= Harvestehuder Kammerchor =

German mixed choir

The Harvestehuder Kammerchor is a mixed choir from Hamburg, which has existed since 1980.

== History and repertoire ==
The choir was founded in 1980 by Kirchenmusikdirektor and composer Claus Bantzer, who was cantor at St. Johannis Harvestehude Hamburg. The chamber choir rehearsed at this church, gave regular concerts and also played a musical role in church services. Until 2008, St. Johannis-Harvestehude was also the sponsor of the chamber choir; with Bantzer's retirement from St. Johannis, the sponsorship passed to a supporting association.

The focus of the chamber choir is on the performance of experimental music that combines different eras and styles, as well as bringing music together with other arts through forms of cross-over. The choir's repertoire includes classical and romantic choral music as well as numerous 20th century compositions, especially jazz music.

There have been among others concert tours to France and Italy. A highlight was the world premiere of the oratorio Stella maris by Helge Burggrabe in September 2006 in Chartres on the occasion of the 1000th anniversary of the Cathedral there.

Claus Bantzer relinquished the direction of the choir in December 2017. Since 2018, Edzard Burchards has been the choir's director, who is not professionally associated with St. Johannis-Harvestehude. With this, the chamber choir left the parish, and found a new home in the Epiphanienkirche in Hamburg-Winterhude.
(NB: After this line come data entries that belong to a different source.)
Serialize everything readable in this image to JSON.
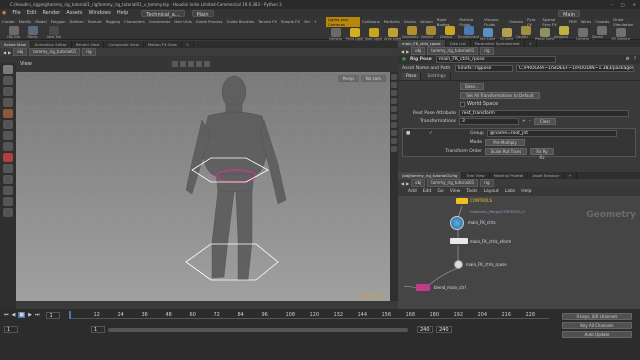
{
  "titlebar": {
    "title": "C:/Houdini_rigging/tommy_rig_tutorial/1_rig/tommy_rig_tutorial01_v_tommy.hip - Houdini Indie Limited-Commercial 19.0.383 - Python 3"
  },
  "menubar": {
    "items": [
      "File",
      "Edit",
      "Render",
      "Assets",
      "Windows",
      "Help"
    ],
    "desktop": "Technical_a...",
    "main": "Main",
    "right_main": "Main"
  },
  "shelf": {
    "tabs": [
      "Create",
      "Modify",
      "Model",
      "Polygon",
      "Deform",
      "Texture",
      "Rigging",
      "Characters",
      "Constraints",
      "Hair Utils",
      "Guide Process",
      "Guide Brushes",
      "Terrain FX",
      "Simple FX",
      "Vol",
      "+"
    ],
    "right_tabs": [
      "Lights and Cameras",
      "Collisions",
      "Particles",
      "Grains",
      "Vellum",
      "Rigid Bodies",
      "Particle Fluids",
      "Viscous Fluids",
      "Oceans",
      "Pyro FX",
      "Sparse Pyro FX",
      "FEM",
      "Wires",
      "Crowds",
      "Drive Simulation"
    ],
    "right_items": [
      "Camera",
      "Point Light",
      "Spot Light",
      "Area Light",
      "Geometry Light",
      "Volume Light",
      "Distant Light",
      "Environment Light",
      "Sky Light",
      "GI Light",
      "Caustic Light",
      "Portal Light",
      "Ambient Light",
      "Camera",
      "Stereo Camera",
      "VR Camera",
      "Switcher",
      "Gamepad Camera"
    ],
    "left_items": [
      "OBJ Info",
      "Points",
      "New Tab"
    ]
  },
  "scene_tabs": [
    "Scene View",
    "Animation Editor",
    "Render View",
    "Composite View",
    "Motion FX View",
    "+"
  ],
  "scene_path": [
    "obj",
    "tommy_rig_tutorial01",
    "rig"
  ],
  "viewport": {
    "label": "View",
    "persp": "Persp",
    "cam": "No cam",
    "indie_label": "Indie Edition"
  },
  "param_tabs": [
    "main_FK_ctrls_rpose",
    "Take List",
    "Parameter Spreadsheet",
    "+"
  ],
  "param_path": [
    "obj",
    "tommy_rig_tutorial01",
    "rig"
  ],
  "params": {
    "node_type": "Rig Pose",
    "node_name": "main_FK_ctrls_rpose",
    "asset_name_label": "Asset Name and Path",
    "asset_name": "kinefx::rigpose",
    "asset_path": "C:/PROGRA~1/SIDEEF~1/HOUDIN~1.383/packages/kin...",
    "tabs": [
      "Pose",
      "Settings"
    ],
    "bake_label": "Bake...",
    "set_all_label": "Set All Transformations to Default",
    "world_space_label": "World Space",
    "rest_pose_label": "Rest Pose Attribute",
    "rest_pose_value": "rest_transform",
    "transformations_label": "Transformations",
    "transformations_value": "3",
    "clear_label": "Clear",
    "group_label": "Group",
    "group_value": "@name=root_jnt",
    "mode_label": "Mode",
    "mode_value": "Pre-Multiply",
    "transform_order_label": "Transform Order",
    "transform_order_value": "Scale Rot Trans",
    "rot_order_value": "Rx Ry Rz"
  },
  "net_tabs": [
    "/obj/tommy_rig_tutorial01/rig",
    "Tree View",
    "Material Palette",
    "Asset Browser",
    "+"
  ],
  "net_path": [
    "obj",
    "tommy_rig_tutorial01",
    "rig"
  ],
  "net_menu": [
    "Add",
    "Edit",
    "Go",
    "View",
    "Tools",
    "Layout",
    "Labs",
    "Help"
  ],
  "network": {
    "context_label": "Geometry",
    "nodes": {
      "controls": "CONTROLS",
      "note": "Geometry_Merge/CONTROLS_0",
      "fk_ctrls": "main_FK_ctrls",
      "fk_ctrls_xform": "main_FK_ctrls_xform",
      "fk_rpose": "main_FK_ctrls_rpose",
      "blend": "blend_main_ctrl"
    }
  },
  "timeline": {
    "frame": "1",
    "start": "1",
    "end1": "240",
    "end2": "240",
    "ticks": [
      "12",
      "24",
      "36",
      "48",
      "60",
      "72",
      "84",
      "96",
      "108",
      "120",
      "132",
      "144",
      "156",
      "168",
      "180",
      "192",
      "204",
      "216",
      "228"
    ],
    "keys_label": "0 keys, 0/0 channels",
    "key_all_label": "Key All Channels",
    "auto_update": "Auto Update"
  },
  "colors": {
    "accent": "#d4a017",
    "node_selected": "#f0c020",
    "node_pink": "#c23b8a",
    "rig_green": "#2ea043"
  }
}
== CD publications (selection) ==
- Jehoschua : Rotes Oratorium, composition Helge Burggrabe, conductor Claus Bantzer, Oehms Classics 2010.
- Symphony No. 2 in C minor : Resurrection Symphony by Mahler, direction Claus Bantzer, Musicaphon 2009.
- Reflections / Selbstbildnisse, composition and conducting by Claus Bantzer, Oehms Classics 2003.
- Es kommt ein Schiff, geladen..., Advents- und Weihnachtsmusik, conductor Claus Bantzer, Arte Nova (Sony BMG) 2000.
- Das Hohelied Salomos, Eine Sammlung Liebeslieder, conducting Claus Bantzer, Arte Nova (Sony BMG) 1999.
- Geistliche Kreise / Sacred circles with Ruth Zechlin, conducting Claus Bantzer, BMG Ariola 1999.
- Chormusik der Romantik, conducting Claus Bantzer, Arte Nova (Sony BMG) 1997.
- Johannes Brahms: Weltliche Chorwerke, Leitung Claus Bantzer, Arte Nova (Sony BMG) 1997.
- Mariengesänge, conducting Claus Bantzer, Arte Nova (Sony BMG) 1996.